Wenn es beispielsweise eine lästige Verordnung in Europa gibt, die ein gefährliches Pestizid wie Atrazine verbietet, das in den USA die meisten Zucker- und Maispflanzen umhüllt, besagt das Gesetz, dass man dieses Zeug hier nicht verkaufen darf. Aber das ist eine nicht-zolltarifliche Barriere.

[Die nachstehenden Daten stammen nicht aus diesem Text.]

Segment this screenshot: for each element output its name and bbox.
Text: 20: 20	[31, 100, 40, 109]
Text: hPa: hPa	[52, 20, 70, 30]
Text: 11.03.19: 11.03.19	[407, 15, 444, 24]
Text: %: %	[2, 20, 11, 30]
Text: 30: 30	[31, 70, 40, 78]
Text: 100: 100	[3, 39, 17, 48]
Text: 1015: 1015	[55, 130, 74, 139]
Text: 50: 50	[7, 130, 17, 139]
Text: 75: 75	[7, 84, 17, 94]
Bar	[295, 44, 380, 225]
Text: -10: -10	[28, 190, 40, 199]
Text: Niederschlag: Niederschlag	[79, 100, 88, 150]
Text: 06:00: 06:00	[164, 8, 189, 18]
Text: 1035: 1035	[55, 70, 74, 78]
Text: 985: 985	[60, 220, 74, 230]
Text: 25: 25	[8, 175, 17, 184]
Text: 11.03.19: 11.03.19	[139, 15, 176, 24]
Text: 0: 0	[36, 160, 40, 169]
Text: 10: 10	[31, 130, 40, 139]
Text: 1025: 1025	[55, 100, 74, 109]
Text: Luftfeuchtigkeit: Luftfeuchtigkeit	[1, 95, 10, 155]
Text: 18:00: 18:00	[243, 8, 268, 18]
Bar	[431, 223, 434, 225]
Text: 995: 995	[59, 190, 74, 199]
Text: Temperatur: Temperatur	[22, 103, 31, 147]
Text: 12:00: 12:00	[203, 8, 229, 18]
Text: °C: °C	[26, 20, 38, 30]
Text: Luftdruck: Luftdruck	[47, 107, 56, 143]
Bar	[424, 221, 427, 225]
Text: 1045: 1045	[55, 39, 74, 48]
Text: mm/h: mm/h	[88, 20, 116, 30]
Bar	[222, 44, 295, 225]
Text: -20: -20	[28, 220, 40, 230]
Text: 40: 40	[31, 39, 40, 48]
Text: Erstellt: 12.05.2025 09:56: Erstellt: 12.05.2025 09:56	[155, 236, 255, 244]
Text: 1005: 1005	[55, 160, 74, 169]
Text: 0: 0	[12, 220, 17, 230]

Damit TTIP funktionieren kann, müssen Europa und die USA ihre Verordnungen über die Lebensmittelsicherheit in Einklang bringen. In Europa sind die Standards diesbezüglich sehr viel strenger (82 Pestizide, deren Gebrauch verboten oder eingeschränkt ist, werden in den USA legal verwendet) und obwohl die Amerikaner ja an sich super sind, essen sie teilweise üble Scheiße. Damit meine ich nicht Pit-Beef-Sloppy Joes oder Twinkies mit Rootbeer-Geschmack, oder für was auch immer die Leute heutzutage in London drei Stunden anstehen. Ich spreche von Dingen wie Wachstumshormonen, die Kühen gespritzt werden, um mehr Fleisch zu bekommen, Chemikalien, die ein Krebsrisiko darstellen, aber mit denen man Äpfel länger lagern kann, Herbizide, die den menschlichen Hormonhaushalt durcheinander bringen und die genetisch veränderten Organismen in 70 Prozent aller industriell verarbeiteten Lebensmittel der USA.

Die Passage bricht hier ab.